Fervent admirateur de l’explorateur britannique Ernest Shackleton
qui mena de nombreuses expéditions dans l’Antarctique jusqu’à
collectionner les effets personnels de ce dernier et descendant de
l’un des compagnons de l’expédition Endurance que Shackleton
mena en 1914, Henry Worsley effectua une brillante carrière dans
les commandos d’élite de l’armée britannique avant que le démon de
l’expédition polaire ne le rattrape. Très vite, avec d’autres
descendants de compagnons de Shackleton, Worsley monta lui-
aussi une expédition au Pôle Sud sur la base de celle de son illustre
modèle qui renonça à atteindre le Pôle Sud pour préserver la vie de
ses hommes. Les pages relatant ainsi, à un siècle d’intervalle, les
expéditions de Shackleton et de Worsley sont, comme toujours avec
Grann, haletantes. Les chutes dans les crevasses, la titanesque
ascension du glacier Beardmore ou les vents coupant comme des
rasoirs entretiennent le suspens. La mort est omniprésente car «
l’Antarctique a deux façons de vous ôter la vie (…) Elle vous use sur une
longue période en vous faisant peu à peu mourir de faim, de froid ou
d’épuisement (…). Ou elle vous jette dans la gorge d’une crevasse en une
fraction de seconde » relate ainsi Henry Worsley. Les figures
disparues de l’exploration polaire dont celle de Robert Falcon Scott
qui mena lui aussi une expédition vers le Pôle sud en 1912 et la
mythologie du Pôle sud ajoutent à la dramaturgie, rendant ainsi plus
palpitant encore l’exploit de Worsley et de ses compagnons.

Mais le grand intérêt du livre vient après, lors de ce point de bascule
entre quête et obsession. Henry Worsley, acclamé comme un grand
explorateur des pôles réunissant des fonds importants pour des
œuvres caritatives, veut aller plus loin, dans l’exploit, dans l’effort,
dans l’absolu. Pourquoi ? Pour voir « son âme à nu » comme il l’écrivit
lui-même. A cet instant, la littérature du journaliste américain
excelle une fois de plus à rendre compte de ces ténèbres, ceux qui
traversent le cœur des hommes.
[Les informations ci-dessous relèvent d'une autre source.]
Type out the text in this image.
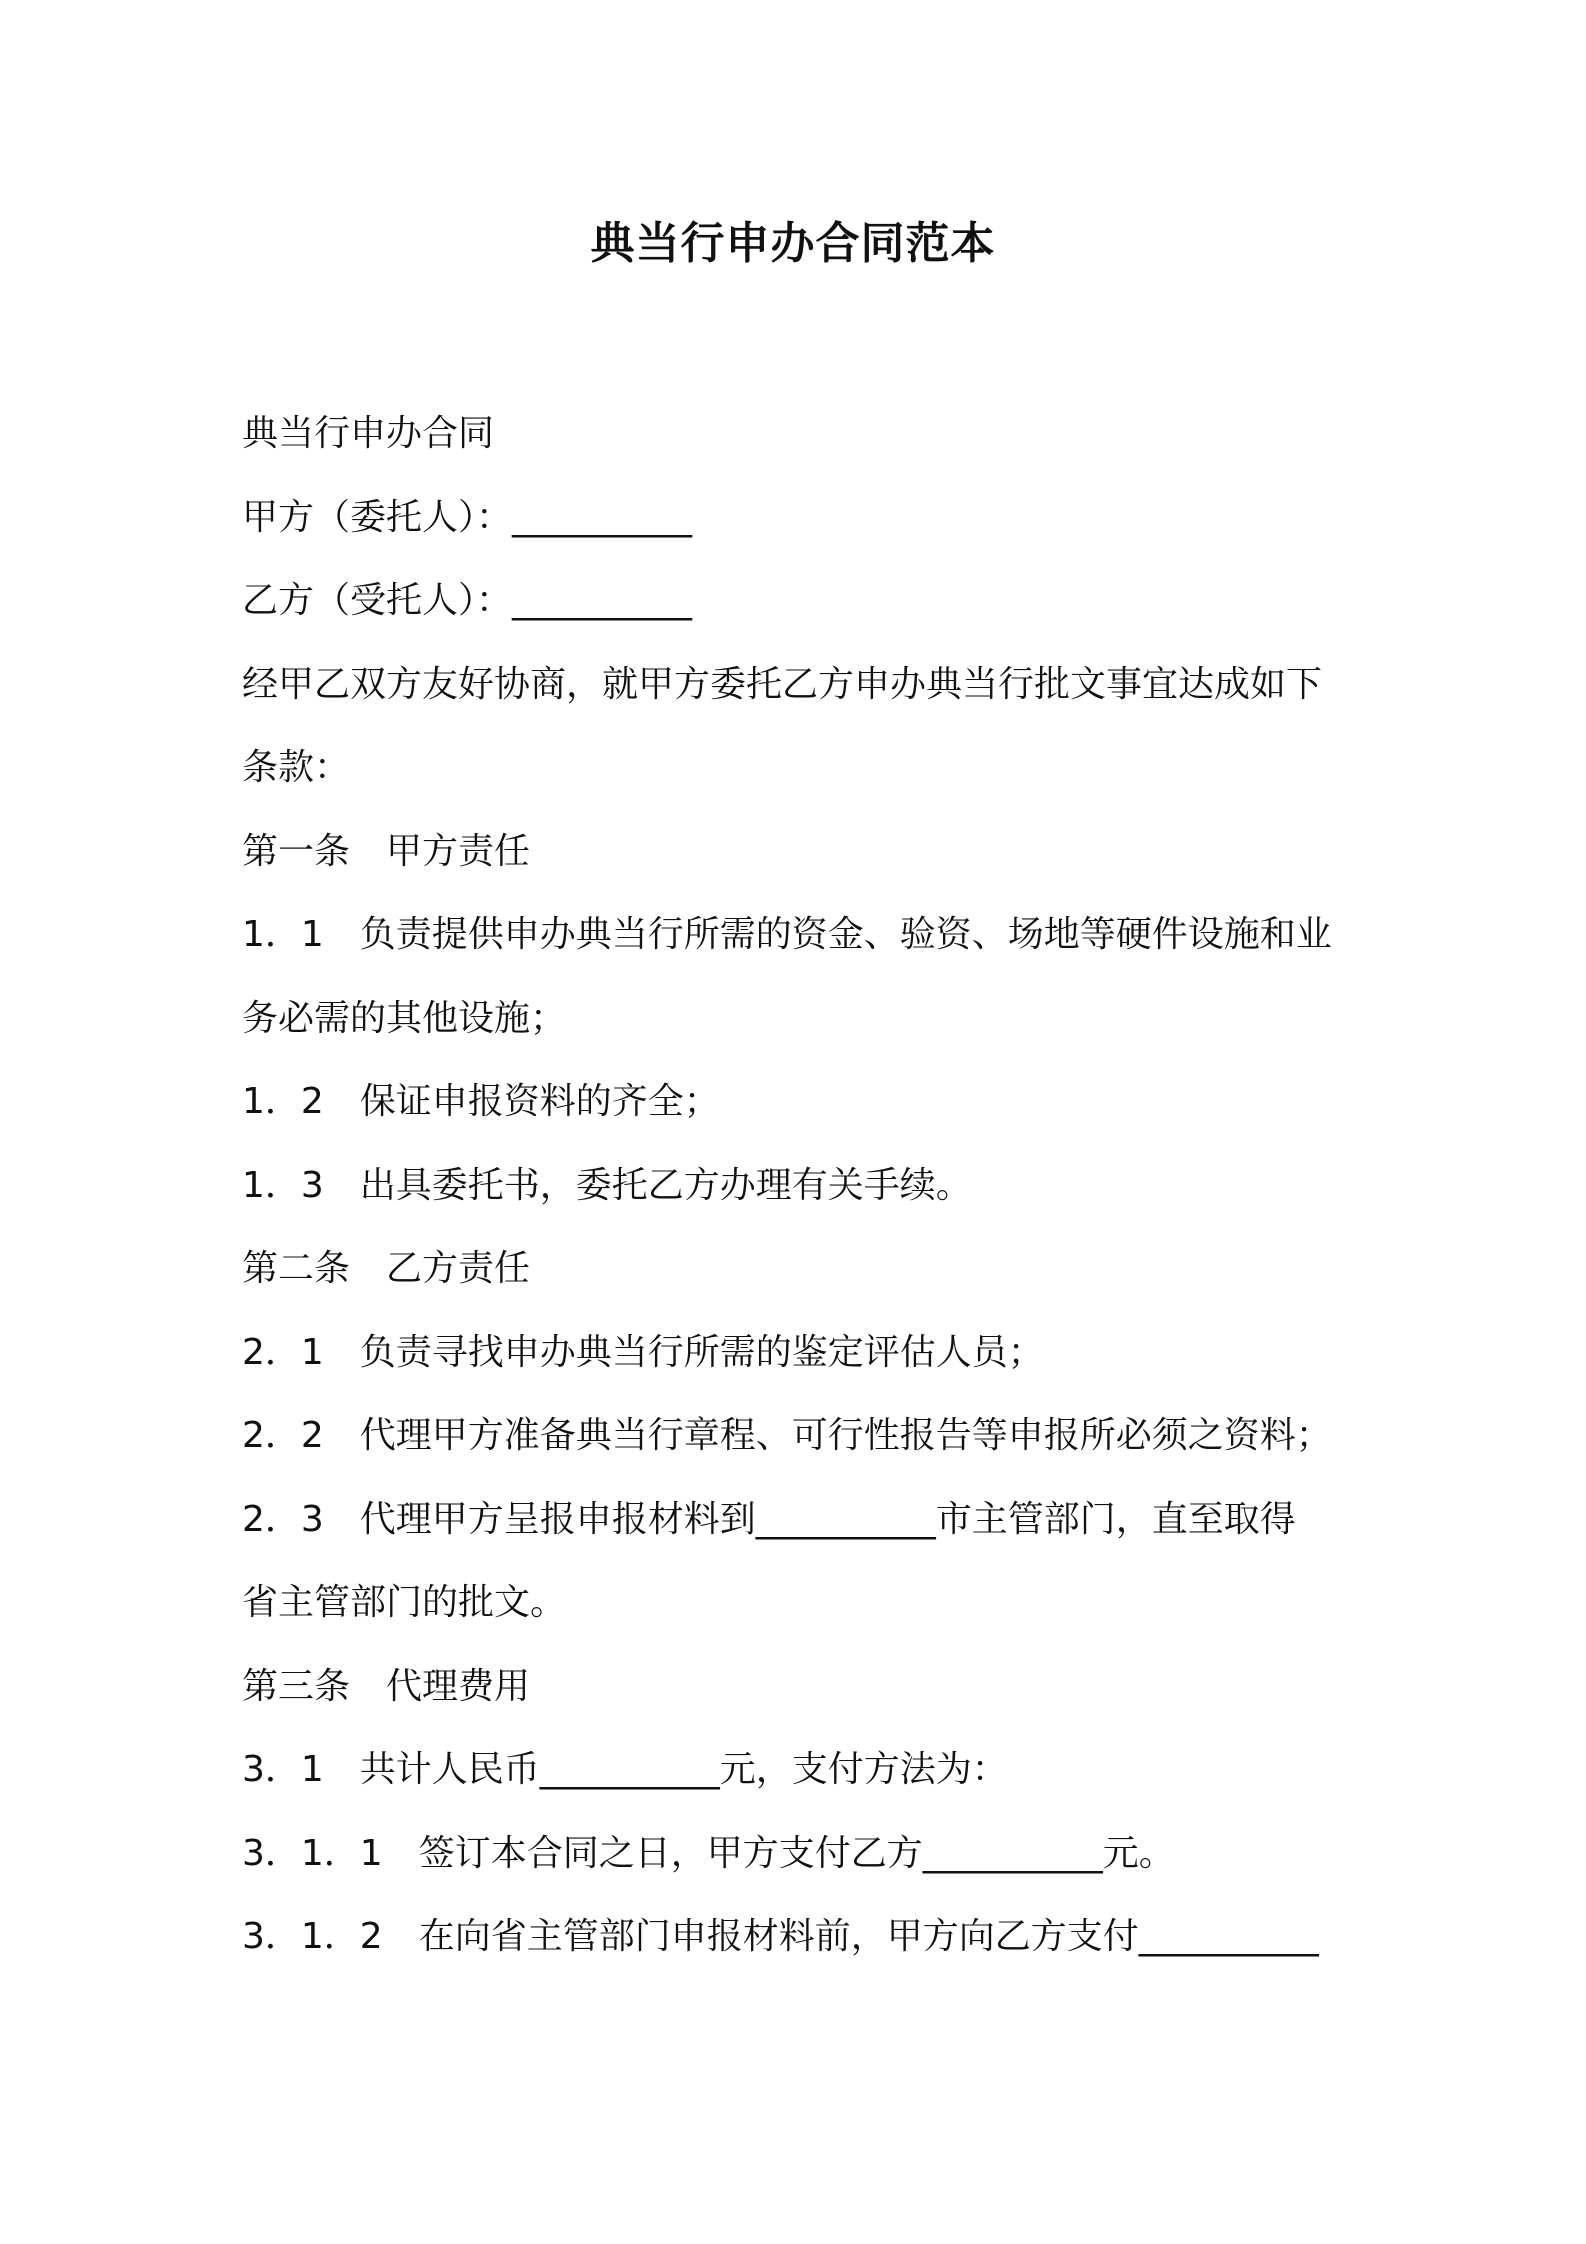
典当行申办合同范本
典当行申办合同
甲方（委托人）：__________
乙方（受托人）：__________
经甲乙双方友好协商，就甲方委托乙方申办典当行批文事宜达成如下
条款：
第一条　甲方责任
1．1　负责提供申办典当行所需的资金、验资、场地等硬件设施和业
务必需的其他设施；
1．2　保证申报资料的齐全；
1．3　出具委托书，委托乙方办理有关手续。
第二条　乙方责任
2．1　负责寻找申办典当行所需的鉴定评估人员；
2．2　代理甲方准备典当行章程、可行性报告等申报所必须之资料；
2．3　代理甲方呈报申报材料到__________市主管部门，直至取得
省主管部门的批文。
第三条　代理费用
3．1　共计人民币__________元，支付方法为：
3．1．1　签订本合同之日，甲方支付乙方__________元。
3．1．2　在向省主管部门申报材料前，甲方向乙方支付__________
Worsley vient de rejoindre Percy
Fawcett, tous deux prisonniers de leurs propres obsessions. A un
siècle d’intervalle, les deux hommes ne vécurent que pour cela.
Leurs proches furent sacrifiés, la vie quotidienne ne compta plus.
Enfermé dans leurs rêves destructeurs, ils n’ont eu, sans se l’avouer,
d’autres horizons que la mort. Ce fut le prix à payer voir son âme à
nu dans la blanche obscurité. 

Par Laurent Pfaadt

David Grann, The White Darkness
éditions du sous-sol, 160 p.

Dernières nouvelles et autres nouvelles

L’écrivain californien a le don de se trouver là où on ne l’attend pas.
Et pour ce recueil de nouvelles qui se veut le dernier de sa longue et
fascinante production, il nous emmène au pays des morts. Préparez-
vous donc à côtoyer goules, sorcières, vampires et autres fantômes.  
De cette Europe qu’il a sillonnée à Kyoto et cette merveilleuse
nouvelle qui voit une Geisha transformée en cerisier en passant par
le Mexique, ces trente-deux nouvelles nous conduisent de
cimetières en lieux hantés mais plus étrangement parmi les vivants,
parmi nous. Et si le lecteur prend plaisir à suivre les traces de
l’écrivain, chaussant ses bottes littéraires dans celles,
incommensurables, des frères Grimm ou des romantiques
gothiques, la grande force de ces nouvelles tient avant tout dans le
rapport, le calque dirions-nous, que projette Vollmann sur les
vivants.

Ici, les monstres ne sont que des avatars qui servent à questionner
nos représentations. Dans ce carnaval macabre au sein duquel
William T. Vollmann règne, depuis ses débuts en littérature, en grand
ordonnateur, les personnages ne cessent d’interpeller les lecteurs
en les confrontant à leurs hypocrisies collectives. Les morts, qui
n’ont plus rien à perdre, surtout pas la vie et libérés de leurs statuts
sociaux et de leurs postures civilisationnelles, viennent ainsi
questionner nos convenances sociales et leurs futilités.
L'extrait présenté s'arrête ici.